With this strong foundation of commitment, data, clear objectives and a communication strategy, you now can devise tactics that support achievement of your objectives. Please review the related documents and tools ValueOptions is making available to support your organization’s domestic violence prevention initiative.
What employers can do about domestic violence
- Establish, reinforce, and communicate sound workplace policies that address violence-at-work issues.
- Develop business practices that support victims and their children (i.e., flextime, temporary leave, job transfers, employee confidentiality, orders of protection help).
- Provide educational training about domestic violence for your employees, supervisors, and managers.
- Hang posters and/or distribute brochures about domestic violence in break rooms and other places where employees congregate.
- Post or distribute resource information—be sure to include your employee assistance program (EAP) information.
- Invite your EAP and local domestic violence resources to set up an informational table at your next employee safety, health and/or benefits fair.
- Invite your EAP and local service providers to present lunchtime talks about domestic violence, conflict resolution, and other related topics.

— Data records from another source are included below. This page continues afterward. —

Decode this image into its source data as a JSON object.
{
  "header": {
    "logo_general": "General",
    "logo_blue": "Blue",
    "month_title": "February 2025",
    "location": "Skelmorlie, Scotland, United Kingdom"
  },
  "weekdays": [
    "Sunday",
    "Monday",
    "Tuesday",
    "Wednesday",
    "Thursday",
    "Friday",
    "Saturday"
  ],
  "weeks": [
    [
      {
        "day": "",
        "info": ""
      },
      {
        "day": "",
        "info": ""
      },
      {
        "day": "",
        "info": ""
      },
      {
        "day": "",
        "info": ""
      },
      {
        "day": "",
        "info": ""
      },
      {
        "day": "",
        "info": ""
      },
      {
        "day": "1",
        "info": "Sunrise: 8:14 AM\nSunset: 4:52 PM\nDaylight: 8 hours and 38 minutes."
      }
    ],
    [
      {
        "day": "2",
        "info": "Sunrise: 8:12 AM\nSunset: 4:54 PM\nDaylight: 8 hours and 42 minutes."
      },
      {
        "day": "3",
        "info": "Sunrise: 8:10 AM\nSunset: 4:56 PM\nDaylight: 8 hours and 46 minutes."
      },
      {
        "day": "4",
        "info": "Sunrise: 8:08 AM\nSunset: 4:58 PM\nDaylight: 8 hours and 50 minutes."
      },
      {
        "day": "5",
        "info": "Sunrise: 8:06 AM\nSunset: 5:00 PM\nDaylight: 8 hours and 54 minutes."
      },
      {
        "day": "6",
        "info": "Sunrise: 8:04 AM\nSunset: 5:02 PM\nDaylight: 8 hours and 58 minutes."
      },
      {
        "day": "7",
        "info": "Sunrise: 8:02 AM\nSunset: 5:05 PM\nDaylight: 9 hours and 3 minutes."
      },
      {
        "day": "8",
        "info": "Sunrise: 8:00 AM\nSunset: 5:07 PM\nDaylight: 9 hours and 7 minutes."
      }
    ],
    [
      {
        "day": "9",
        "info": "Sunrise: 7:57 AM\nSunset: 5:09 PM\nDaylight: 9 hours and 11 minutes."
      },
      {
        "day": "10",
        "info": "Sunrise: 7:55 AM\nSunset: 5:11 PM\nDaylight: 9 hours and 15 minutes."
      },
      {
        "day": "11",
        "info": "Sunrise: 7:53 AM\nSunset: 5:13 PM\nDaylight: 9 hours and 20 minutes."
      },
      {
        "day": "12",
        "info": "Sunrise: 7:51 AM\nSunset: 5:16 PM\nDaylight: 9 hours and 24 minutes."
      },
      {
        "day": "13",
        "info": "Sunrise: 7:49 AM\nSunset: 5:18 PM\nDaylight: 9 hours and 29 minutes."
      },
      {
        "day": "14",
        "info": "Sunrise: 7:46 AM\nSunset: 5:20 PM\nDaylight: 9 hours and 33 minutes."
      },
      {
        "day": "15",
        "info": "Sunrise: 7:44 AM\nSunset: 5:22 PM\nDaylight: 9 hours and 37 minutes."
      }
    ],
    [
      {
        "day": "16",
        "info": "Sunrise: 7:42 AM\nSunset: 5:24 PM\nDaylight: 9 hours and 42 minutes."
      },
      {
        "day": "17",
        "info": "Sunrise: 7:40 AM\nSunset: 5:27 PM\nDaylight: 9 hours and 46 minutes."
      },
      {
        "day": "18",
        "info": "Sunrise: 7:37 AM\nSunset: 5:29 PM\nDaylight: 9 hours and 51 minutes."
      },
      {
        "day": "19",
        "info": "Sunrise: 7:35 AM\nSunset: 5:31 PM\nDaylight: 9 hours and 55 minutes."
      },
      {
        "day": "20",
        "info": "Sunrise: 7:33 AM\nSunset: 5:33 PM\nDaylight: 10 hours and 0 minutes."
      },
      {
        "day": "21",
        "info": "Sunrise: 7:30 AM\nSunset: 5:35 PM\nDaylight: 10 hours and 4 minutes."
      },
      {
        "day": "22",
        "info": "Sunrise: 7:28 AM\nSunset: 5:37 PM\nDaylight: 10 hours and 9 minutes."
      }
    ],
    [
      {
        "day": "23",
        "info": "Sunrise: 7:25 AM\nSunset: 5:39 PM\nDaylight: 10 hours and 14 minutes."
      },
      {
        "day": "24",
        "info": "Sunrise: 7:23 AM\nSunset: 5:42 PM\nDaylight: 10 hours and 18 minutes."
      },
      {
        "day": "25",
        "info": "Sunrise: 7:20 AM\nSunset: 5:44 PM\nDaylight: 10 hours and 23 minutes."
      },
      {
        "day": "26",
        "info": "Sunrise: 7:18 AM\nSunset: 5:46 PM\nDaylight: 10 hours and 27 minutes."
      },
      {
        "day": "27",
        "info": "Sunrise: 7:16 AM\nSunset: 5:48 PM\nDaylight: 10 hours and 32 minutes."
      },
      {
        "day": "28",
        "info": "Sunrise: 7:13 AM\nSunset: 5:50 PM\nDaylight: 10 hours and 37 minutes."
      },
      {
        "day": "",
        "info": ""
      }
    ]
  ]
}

- Publish educational information on domestic violence on your company’s intranet and in your company’s newsletter.
- Join together with other companies, service providers, and governmental agencies to build collaborative partnerships aimed at creating safe and supportive work environments.
- Support and encourage the use of your company’s EAP.
- Develop workplace-safety plans and threat-management response teams.
- Provide comprehensive health care, including adequate mental health benefits.